In detail, the bank with the smallest reduction in primary capital to 2027 under worst-case conditions is Intesa Sanpaolo, which achieves a moderate decline of 62 basis points, from 12.4 per cent to 11.78 per cent. Intesa, which had seen a drop of 268 basis points in 2023, thus claims the ability "to confirm its solidity even in complex scenarios, thanks to its well-diversified and resilient business model".

Bper

A change of less than 100 basis points also for Bper, which saw its Cet 1 ratio fall by 89 basis points from 14.86 per cent to 13.97 per cent, a 'significant reduction in the impact', as the institution pointed out, compared to 415 points in the previous Eba exercise.

Iccrea

For the Iccrea Co-operative Group, the fall in core capital is 175 points to 20.8% (the highest absolute value in the sample), against a negative delta of 434 points in 2023. This performance demonstrates the ability to "continue to guarantee support to members and customers even in particularly severe economic scenarios, in line with its values and mission".

UniCredit

Closing the patrol with changes of more than 200 points, but still significantly smaller than two years ago, were UniCredit, Mps and Banco Bpm. The bank in Piazza Gae Aulenti saw its Cet 1 fall 215 points to 11.71% (-349 points in the previous review).

Mps

Rocca Salimbeni hails the 257-point drop to 16.83% by claiming to have achieved 'the best results ever in stress tests' (in 2023 the drop had more than doubled to 551 basis points).

BancoBpm

Banco Bpm, finally, dropped 258 points to 11.04 per cent (-384 points two years ago) and points out that in the adverse scenario 'the large portions of state-guaranteed loans that characterise the group are not valued in terms of risk mitigation'.

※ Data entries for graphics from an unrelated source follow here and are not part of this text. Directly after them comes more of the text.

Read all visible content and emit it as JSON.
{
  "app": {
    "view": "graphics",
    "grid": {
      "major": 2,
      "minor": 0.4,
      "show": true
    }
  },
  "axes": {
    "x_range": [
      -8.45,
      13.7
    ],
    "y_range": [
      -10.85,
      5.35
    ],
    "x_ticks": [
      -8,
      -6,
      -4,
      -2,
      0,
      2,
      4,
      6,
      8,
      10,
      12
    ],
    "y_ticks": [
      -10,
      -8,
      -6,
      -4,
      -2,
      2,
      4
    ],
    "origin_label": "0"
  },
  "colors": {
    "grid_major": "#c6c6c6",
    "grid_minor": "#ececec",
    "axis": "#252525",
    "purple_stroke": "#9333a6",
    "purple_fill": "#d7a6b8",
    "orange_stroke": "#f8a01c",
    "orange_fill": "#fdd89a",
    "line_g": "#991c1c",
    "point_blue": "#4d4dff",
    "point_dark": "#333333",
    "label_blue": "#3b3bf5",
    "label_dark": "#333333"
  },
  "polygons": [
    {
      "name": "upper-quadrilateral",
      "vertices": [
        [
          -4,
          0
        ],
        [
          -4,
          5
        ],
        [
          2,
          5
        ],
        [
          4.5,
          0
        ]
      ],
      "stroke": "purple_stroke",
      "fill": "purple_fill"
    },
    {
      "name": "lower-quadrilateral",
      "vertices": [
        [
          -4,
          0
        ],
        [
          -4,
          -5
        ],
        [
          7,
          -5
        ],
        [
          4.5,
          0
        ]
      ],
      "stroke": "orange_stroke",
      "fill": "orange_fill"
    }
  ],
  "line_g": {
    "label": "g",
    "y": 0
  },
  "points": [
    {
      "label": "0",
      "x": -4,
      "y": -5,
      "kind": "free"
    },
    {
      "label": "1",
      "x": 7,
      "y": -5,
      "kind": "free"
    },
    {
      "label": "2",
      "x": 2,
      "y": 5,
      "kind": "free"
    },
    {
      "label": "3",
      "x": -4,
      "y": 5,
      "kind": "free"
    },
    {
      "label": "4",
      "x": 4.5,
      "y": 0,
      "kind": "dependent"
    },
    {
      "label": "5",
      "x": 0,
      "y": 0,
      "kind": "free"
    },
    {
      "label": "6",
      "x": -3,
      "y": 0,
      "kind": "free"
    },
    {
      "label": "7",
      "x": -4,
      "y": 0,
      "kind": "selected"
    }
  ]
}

Among the medium-sized banks that took part in the examination conducted by the ECB using parameters similar to those of the EBA, Banca Popolare di Sondrio reported "a maximum erosion" of less than 300 basis points over the three-year period 2025-2027, which "confirms the group's capital solidity both in the baseline scenario and in the negative economic trend scenario". Lastly, FinecoBank deserves a separate discourse, whose Cet 1 ratio remains on an upward trajectory in all scenarios, "positioning the group among the best banks in Europe subjected to the stress test exercise".